The EnergyPod is perhaps best described as a comfortable, reclining chair with a light shield that provides exhausted customers with complete quiet (or, if they desire, peaceful music) via Bose headphones. Sleep is ended gently at an allocated time through vibrations and light that gradually fill the pod.

The prototype pod was built by a company that also built the bodies for Formula 1 race cars. “They were accustomed to working with fiberglass and all the curves and styling we had in mind, so it turned out to be a nice fit for the pod,” Chowdhury says.

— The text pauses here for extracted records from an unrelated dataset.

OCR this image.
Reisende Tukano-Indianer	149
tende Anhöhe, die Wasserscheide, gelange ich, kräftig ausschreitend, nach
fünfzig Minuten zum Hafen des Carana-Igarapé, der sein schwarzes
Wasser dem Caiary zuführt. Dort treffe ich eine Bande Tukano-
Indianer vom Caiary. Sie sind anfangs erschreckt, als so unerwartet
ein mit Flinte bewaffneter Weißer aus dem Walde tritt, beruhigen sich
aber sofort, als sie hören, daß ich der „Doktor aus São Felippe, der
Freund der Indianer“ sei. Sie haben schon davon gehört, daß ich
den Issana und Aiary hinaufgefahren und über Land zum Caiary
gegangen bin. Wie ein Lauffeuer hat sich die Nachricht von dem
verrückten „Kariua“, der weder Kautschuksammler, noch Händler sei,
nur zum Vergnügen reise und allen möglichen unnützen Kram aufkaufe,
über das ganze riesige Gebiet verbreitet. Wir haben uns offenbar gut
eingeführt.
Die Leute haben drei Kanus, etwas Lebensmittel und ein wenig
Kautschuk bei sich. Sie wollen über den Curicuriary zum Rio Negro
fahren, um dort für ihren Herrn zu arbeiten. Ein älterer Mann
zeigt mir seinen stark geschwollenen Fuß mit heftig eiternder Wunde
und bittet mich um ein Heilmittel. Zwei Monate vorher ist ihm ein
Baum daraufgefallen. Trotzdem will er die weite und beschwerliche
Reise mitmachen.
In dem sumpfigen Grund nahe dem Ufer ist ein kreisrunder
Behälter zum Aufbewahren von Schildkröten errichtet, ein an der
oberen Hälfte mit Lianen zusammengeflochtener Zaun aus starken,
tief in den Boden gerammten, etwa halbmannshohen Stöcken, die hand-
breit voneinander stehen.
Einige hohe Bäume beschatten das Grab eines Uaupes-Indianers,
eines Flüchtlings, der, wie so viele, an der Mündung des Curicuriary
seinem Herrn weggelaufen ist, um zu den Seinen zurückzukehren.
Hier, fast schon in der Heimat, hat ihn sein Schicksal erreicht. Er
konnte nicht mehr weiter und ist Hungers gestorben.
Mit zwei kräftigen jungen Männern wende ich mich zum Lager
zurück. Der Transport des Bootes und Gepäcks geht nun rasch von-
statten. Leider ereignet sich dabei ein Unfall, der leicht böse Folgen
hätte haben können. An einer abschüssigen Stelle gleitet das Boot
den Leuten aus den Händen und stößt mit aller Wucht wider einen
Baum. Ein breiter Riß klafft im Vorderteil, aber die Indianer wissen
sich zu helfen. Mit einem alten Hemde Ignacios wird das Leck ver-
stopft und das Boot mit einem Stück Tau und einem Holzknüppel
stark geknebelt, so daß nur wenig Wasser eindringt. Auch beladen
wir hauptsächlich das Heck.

MetroNaps opened for business on the 22nd floor of the Empire State Building in midtown Manhattan. The plan was to expand with a chain of stores around the country, where people could pay to take naps at retail sites, much like fitness centers. But Chowdhury and his business partner, Christopher Lindholst, who earned his MBA at Columbia University, quickly learned that most people don’t want to travel five or 10 blocks to take a nap—they want to walk five or 10 steps. So their business plan changed; they started installing EnergyPods at customer locations, for around $8,000 per pod.

St. Paul’s Hospital in Vancouver made one of the first purchases. Administrators there told Chowdhury that the EnergyPod has made a “radical difference.” He says they were thrilled that, for the first time, doctors, nurses, and other healthcare professionals actually had a place to rest. Not long after the installation in Vancouver, MetroNaps received calls from no fewer than a dozen hospitals, which now make up more than half the firm’s accounts (an EnergyPod also can be found on campus on the first floor of the Hunt Library).

Chowdhury works directly with all clients. “I am involved in the entire process, from working on customers’ orders to making sure it all fits together properly at the customer’s location. We’re a very small company. We have 20 employees worldwide. At this stage, I like to be there for most of the installations because not many people know how to put the parts together,” he says, adding that his father told him long ago that no job is beneath him, and he took that to heart.

That hands-on sentiment is something he remembers, too, while he and his Tepper classmates moonlighted with The Tea Shop. After study sessions, his apartment became a bubble tea factory where they would put together the tea packets for retailers. “[My classmates] weren’t simply ‘idea people,’” he says.

Neither is Chowdhury. “Our philosophy is that every step of the business, every person in the business, should be able to sell the business. You have to believe in the product. For that reason, you can get fired from MetroNaps if you don’t take a daily nap. You really have to drink the Kool-Aid,” he says.